PUNCA.CO – Penetapan Salmawati, istri Ketua Umum Partai Aceh Muzakir Manaf (Mualem), sebagai pengganti Ismail A. Jalil (Ayah Wa), anggota DPRA terpilih dapil 5, menuai sorotan tajam. Ayah Wa yang sebelumnya mengundurkan diri karena maju sebagai calon Bupati Aceh Utara tersebut, oleh Komisi Independen Pemilihan (KIP) Aceh pun resmi mengangkat Salmawati sebagai penggantinya.

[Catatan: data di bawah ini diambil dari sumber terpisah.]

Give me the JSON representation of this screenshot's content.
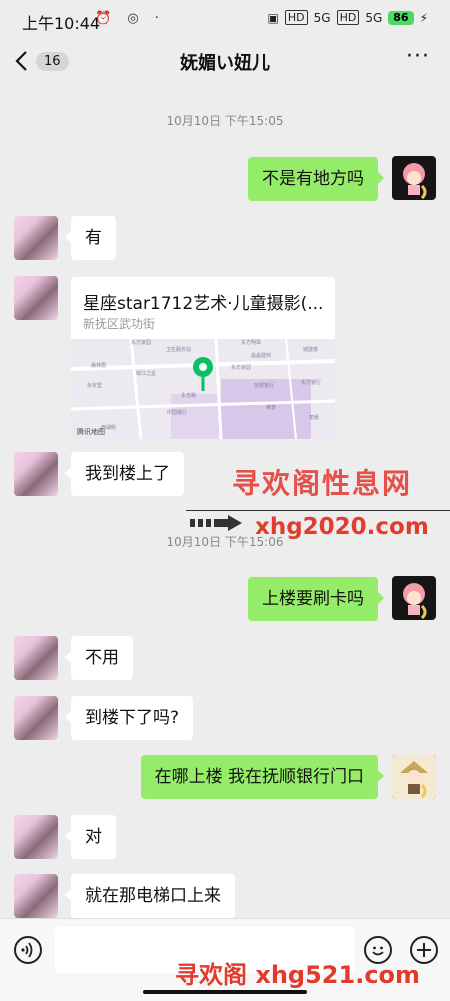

Namun keputusan itu langsung mendapat kritik dari aktivis dan politisi perempuan Aceh, Cut Farah Meutia. Ia menilai penunjukan Salmawati justru mencederai kepercayaan publik terhadap Partai Aceh, terutama dari basis pemilih para kader potensial yang sebelumnya diberhentikan.
“Penetapan Bunda Salma menggantikan Ayah Wa semakin menegaskan bahwa Partai Aceh tidak lagi berpihak pada suara rakyat. Terutama bagi pemilih di basis Cek Mad, Ermiadi, dan Keuchik Wan. Mereka memilih bukan untuk orang dekat elite, tapi yang punya suara dan dukungan riil di masyarakat,” ujar Cut Farah kepada PUNCA.CO, Rabu (16/4/2025).
Diketahui, Partai Aceh sebelumnya telah memecat tiga kader utamanya, Muhammad Thaib alias Cek Mad, Anwar Sanusi (Keuchik Wan), dan Ermiadi, pada 5 Maret 2025. Ketiganya dikenal memiliki basis dukungan kuat di tingkat akar rumput dapil 5.
“Cek Mad, misalnya, berasal dari basis Partai Aceh di wilayah Paya Bakong, Nibong, Simpang Rangkaya, hingga Parang Sikureung. Masyarakat di sana pasti kecewa karena utusan mereka dikhianati,” ujarnya.
Farah juga menyoroti dampak serupa di wilayah kekuatan politik Ermiadi di Lhokseumawe dan sekitarnya. Juga di Krueng Geukuh, Nisam, Nisam Antara, dan Sawang merupakan basis tradisional Keuchik Wan yang selama ini dikenal sebagai ‘daerah merah’ Partai Aceh.
“Hari ini suara utusan mereka justru dibajak oleh Bunda Salma. Apakah ini yang disebut representasi rakyat?” tegas Farah.
Menurutnya, meski massa dari ketiga tokoh tersebut tidak akan menggugat secara terbuka, kekecewaan mereka akan tercermin dalam bentuk penarikan dukungan secara perlahan.
“Partai Aceh sedang kehilangan simpati pemilih rasional. Jika ini dibiarkan, lima tahun ke depan PA bisa mengalami krisis pemilih dan kader,” ujarnya.
Ia juga memperingatkan potensi perpecahan internal partai. Menurut Farah, keputusan menggantikan Ayah Wa dengan Salmawati memperlihatkan bahwa kedekatan dengan elite lebih penting daripada loyalitas dan suara rakyat.
“Yang penting sekarang adalah, siapa dekat dengan siapa,” sindirnya.
Lebih jauh, Farah menilai situasi ini bisa menjadi preseden (percontohan) buruk bagi demokrasi lokal di Aceh.
“Preseden ini bisa membuka jalan manipulasi serupa di masa depan. Cukup selembar surat pemecatan untuk mengganti wakil rakyat yang sah,” tambahnya.
Ia juga menyinggung kemungkinan konsekuensi hukum jika para kader yang dipecat menggugat ke PTUN dan dimenangkan. Hal itu bisa membatalkan proses PAW serta mencoreng nama baik Partai Aceh. Bahkan, menurut Farah, situasi ini bisa memicu pengawasan lebih ketat dari KPU dan Bawaslu atas dugaan intervensi ilegal.
“Yang dilakukan Mualem hari ini bukan hanya mempertontonkan praktik politik curang, tapi juga menciptakan luka dalam demokrasi Aceh. Ini akan tercatat dalam sejarah,” pungkasnya.
Lanjutnya, “Mendukung Bunda Salma sama dengan mencederai demokrasi” tutup Cut Farah.